Quick Example 2 – Martin the Macaw
- Facts (F)
- Sarah owns Martin the tame macaw (inherited from her uncle, who habitually swore).
- In the park a boy exclaims “ouch”; Martin repeats uncle’s string of profanities.
- Same regulation invoked; Sarah again fined \$1000.
- Issues (I)
- Does language spoken by an animal constitute “use” of obscene language by Sarah under the regulation?
- If yes, is strict liability imposed? What mental element (mens rea) is required?
- Is the regulation ultra vires if applied to conduct beyond human control?
- Rules (R)
- Textual interpretation principles: literal, purposive, absurdity avoidance.
- Authorities on vicarious or derivative liability (e.g. owner responsibility for animal behaviour).
- Absence/presence of fault element under the enabling Act.

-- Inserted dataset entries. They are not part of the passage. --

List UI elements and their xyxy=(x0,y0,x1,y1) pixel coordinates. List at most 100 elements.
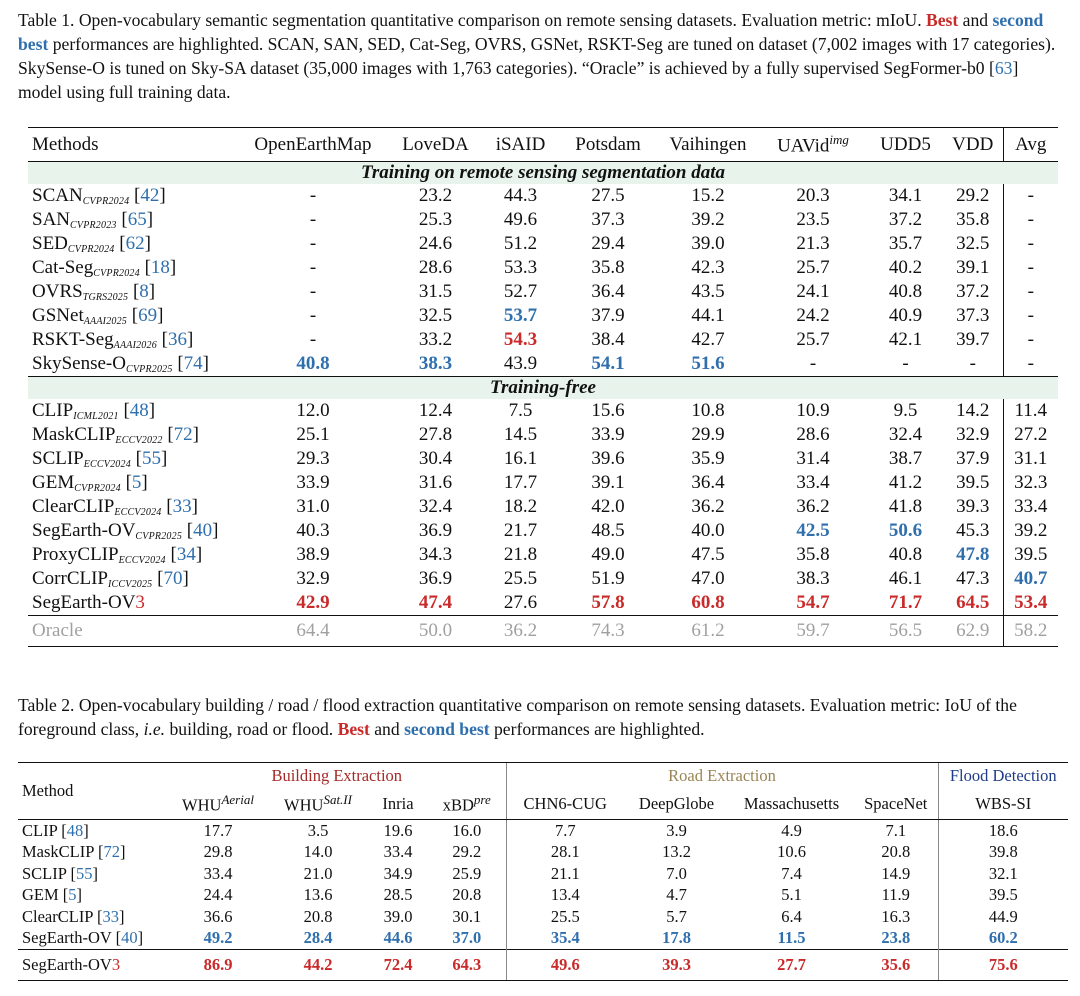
table-cell: 42.1 xyxy=(888,329,923,350)
table-cell: 35.8 xyxy=(591,257,625,278)
table-cell: 72.4 xyxy=(368,949,428,981)
table-cell: 19.6 xyxy=(383,820,413,840)
table-cell: 38.3 xyxy=(418,353,453,374)
table-cell: 7.7 xyxy=(505,819,624,842)
table-cell: 32.9 xyxy=(956,424,990,445)
method-name: Oracle xyxy=(28,615,238,647)
table-cell: 43.9 xyxy=(503,353,538,374)
table-cell: 25.5 xyxy=(505,906,624,928)
table-cell: 23.2 xyxy=(418,185,453,206)
table-cell: 17.8 xyxy=(662,928,691,948)
table-cell: 42.9 xyxy=(296,592,330,613)
method-name: CLIPICML2021 [48] xyxy=(32,400,156,422)
table-cell: 59.7 xyxy=(758,615,868,647)
table-cell: 37.3 xyxy=(591,209,625,230)
table-cell: 39.7 xyxy=(956,329,990,350)
table-cell: 13.2 xyxy=(662,842,691,862)
table-cell: - xyxy=(1002,328,1058,352)
section-training-free: Training-free xyxy=(28,376,1058,399)
table-cell: 34.9 xyxy=(383,863,413,883)
table-cell: 27.8 xyxy=(418,424,453,445)
table-cell: - xyxy=(1002,232,1058,256)
header-methods: Methods xyxy=(28,127,238,162)
table-cell: 10.9 xyxy=(796,400,830,421)
table-cell: - xyxy=(809,353,817,374)
table-row: SEDCVPR2024 [62] - 24.6 51.2 29.4 39.0 21.3 35.… xyxy=(28,232,1058,256)
table-cell: 64.3 xyxy=(428,949,506,981)
header-whu-aerial: WHUAerial xyxy=(168,789,268,820)
table-row: RSKT-SegAAAI2026 [36] - 33.2 54.3 38.4 42.7 25… xyxy=(28,328,1058,352)
method-name: SegEarth-OVCVPR2025 [40] xyxy=(32,520,219,542)
table-cell: 11.5 xyxy=(777,928,806,948)
table-cell: 64.4 xyxy=(238,615,388,647)
table-cell: 49.0 xyxy=(591,544,625,565)
table-cell: 38.9 xyxy=(296,544,330,565)
table-cell: 25.9 xyxy=(452,863,482,883)
table2-rows: CLIP [48] 17.7 3.5 19.6 16.0 7.7 3.9 4.9 7.1 18.6… xyxy=(18,819,1068,950)
table1-caption: Table 1. Open-vocabulary semantic segmen… xyxy=(18,10,1056,102)
table-cell: 29.8 xyxy=(203,842,233,862)
table-cell: 29.9 xyxy=(691,424,725,445)
table-cell: 36.4 xyxy=(691,472,725,493)
table-cell: 36.9 xyxy=(418,520,453,541)
header-potsdam: Potsdam xyxy=(558,127,658,162)
table-cell: 51.6 xyxy=(691,353,725,374)
table-cell: 35.9 xyxy=(691,448,725,469)
table-cell: 33.4 xyxy=(203,863,233,883)
table-cell: 48.5 xyxy=(591,520,625,541)
table-cell: 35.8 xyxy=(796,544,830,565)
table-cell: 4.9 xyxy=(781,820,802,840)
table-cell: 32.5 xyxy=(956,233,990,254)
table-cell: - xyxy=(1002,256,1058,280)
table-cell: 39.5 xyxy=(956,472,990,493)
table-cell: 24.1 xyxy=(796,281,830,302)
header-whu-sat: WHUSat.II xyxy=(268,789,368,820)
method-name: RSKT-SegAAAI2026 [36] xyxy=(32,329,194,351)
method-name: GEMCVPR2024 [5] xyxy=(32,472,148,494)
table1: Methods OpenEarthMap LoveDA iSAID Potsda… xyxy=(28,127,1058,647)
table-cell: 7.0 xyxy=(666,863,687,883)
table-cell: 34.3 xyxy=(418,544,453,565)
table-cell: 25.7 xyxy=(796,257,830,278)
method-name: CLIP [48] xyxy=(22,820,89,840)
table2-caption: Table 2. Open-vocabulary building / road… xyxy=(18,695,1017,739)
table-row: Cat-SegCVPR2024 [18] - 28.6 53.3 35.8 42.3 25.… xyxy=(28,256,1058,280)
table-cell: 57.8 xyxy=(591,592,625,613)
table1-header: Methods OpenEarthMap LoveDA iSAID Potsda… xyxy=(28,127,1058,162)
table-cell: 31.6 xyxy=(418,472,453,493)
group-road: Road Extraction xyxy=(505,762,938,789)
header-xbd: xBDpre xyxy=(428,789,506,820)
method-name: Cat-SegCVPR2024 [18] xyxy=(32,257,177,279)
header-spacenet: SpaceNet xyxy=(854,789,938,820)
table-cell: 31.1 xyxy=(1002,447,1058,471)
table-row: GEMCVPR2024 [5] 33.9 31.6 17.7 39.1 36.4 33.4 4… xyxy=(28,471,1058,495)
table-cell: 45.3 xyxy=(956,520,990,541)
table-cell: 20.8 xyxy=(881,842,911,862)
table-cell: 41.2 xyxy=(888,472,923,493)
table-cell: 38.3 xyxy=(796,568,830,589)
table-cell: 47.0 xyxy=(691,568,725,589)
table-cell: 39.0 xyxy=(383,906,413,926)
table-cell: 13.4 xyxy=(505,884,624,906)
table-cell: 39.6 xyxy=(591,448,625,469)
table-cell: 50.6 xyxy=(888,520,923,541)
header-uavid: UAVidimg xyxy=(758,127,868,162)
table-cell: 29.3 xyxy=(296,448,330,469)
table-cell: 33.4 xyxy=(383,842,413,862)
table-cell: 58.2 xyxy=(1002,615,1058,647)
table-cell: 37.2 xyxy=(956,281,990,302)
header-chn6: CHN6-CUG xyxy=(505,789,624,820)
table-cell: 53.3 xyxy=(503,257,538,278)
header-inria: Inria xyxy=(368,789,428,820)
table-cell: 40.8 xyxy=(888,281,923,302)
table-cell: 11.9 xyxy=(881,885,910,905)
table-cell: 40.9 xyxy=(888,305,923,326)
table-cell: 31.0 xyxy=(296,496,330,517)
table-cell: 44.2 xyxy=(268,949,368,981)
table1-trained-rows: SCANCVPR2024 [42] - 23.2 44.3 27.5 15.2 20.3 34… xyxy=(28,184,1058,377)
table-cell: 43.5 xyxy=(691,281,725,302)
table-cell: 53.4 xyxy=(1002,591,1058,616)
table-cell: - xyxy=(309,329,317,350)
table-row: MaskCLIP [72] 29.8 14.0 33.4 29.2 28.1 13.2 10.… xyxy=(18,841,1068,863)
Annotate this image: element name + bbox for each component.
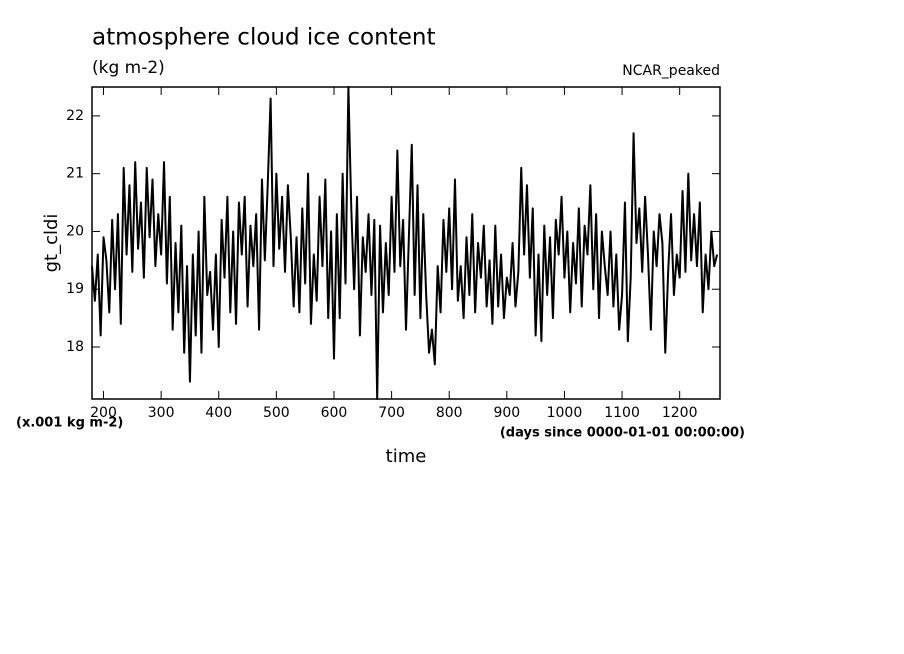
line-series — [91, 86, 719, 400]
x-tick-label: 1200 — [662, 405, 698, 421]
x-axis-label: time — [386, 446, 427, 467]
x-tick-label: 800 — [436, 405, 463, 421]
annotation: NCAR_peaked — [622, 63, 720, 79]
y-tick-label: 18 — [66, 339, 84, 355]
x-tick-label: 1000 — [547, 405, 583, 421]
x-tick-label: 400 — [205, 405, 232, 421]
chart-title: atmosphere cloud ice content — [92, 25, 435, 51]
x-tick-label: 300 — [148, 405, 175, 421]
y-axis-label: gt_cldi — [41, 214, 62, 273]
x-units: (days since 0000-01-01 00:00:00) — [500, 426, 745, 441]
plot-frame — [91, 86, 721, 400]
x-tick-label: 500 — [263, 405, 290, 421]
x-tick-label: 200 — [90, 405, 117, 421]
y-tick-label: 21 — [66, 166, 84, 182]
x-tick-label: 900 — [493, 405, 520, 421]
x-tick-label: 700 — [378, 405, 405, 421]
x-tick-label: 600 — [321, 405, 348, 421]
x-tick-label: 1100 — [604, 405, 640, 421]
y-units: (x.001 kg m-2) — [16, 416, 123, 431]
y-tick-label: 19 — [66, 281, 84, 297]
y-tick-label: 22 — [66, 108, 84, 124]
chart-subtitle: (kg m-2) — [92, 58, 165, 78]
y-tick-label: 20 — [66, 223, 84, 239]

- Comparative precedent: Miles v City Council of Augusta, Georgia 710\,F.2d\,1452 (11th Cir 1983).
- Application (A)
- For Council: phrase “Anyone who uses obscene language” can encompass “causes to be used” or “permits” via owner negligence.
- For Sarah: ordinary meaning restricts “use” to volitional human speech; an animal cannot form intent; owner lacked foresight; purposive interpretation should exculpate.
- Conclusion (C)
- Likely outcome depends on statutory wording and any cases establishing owner liability for verbal acts of pets (an unsettled area—hence a rich hypothetical).
Broader Significance
- Demonstrates how small factual variations create new legal issues even under unchanged rules.
- Stresses importance of not substituting moral intuition for legal analysis; law students must first articulate what the law IS before arguing what it SHOULD BE.
Practical Tips for Law Students
- When using (F)IRAC:
- Keep trigger facts concise; weave remaining facts into Application where relevance becomes clear.
- State each issue explicitly; one issue → one mini-IRAC.
- Alternate arguments obligation: always recognise the opponent’s best case before rebutting.
- Arrive at a definite conclusion unless explicitly asked for open commentary.
- When reading cases:
- Highlight the ratio; mark obiter differently.
- Note hierarchical level to determine binding force.
- Track how judges apply statutory interpretation canons—these are examinable!
- Ethical / philosophical engagement is encouraged after mastering doctrinal accuracy.
Connections to Other Units & Real-World Relevance
- Statutory interpretation rules previewed here will be treated systematically in LAWS1010 (e.g. presumptions against retrospectivity, principle of legality).
- Comparative constitutional point: s.109 inconsistency principle echoes federal-state conflicts in other federations (e.g. US Supremacy Clause).
- Modern debates about offensive language laws intersect with human-rights legislation (e.g. Victoria’s Charter, ACT’s HRA) and with calls for a national bill of rights.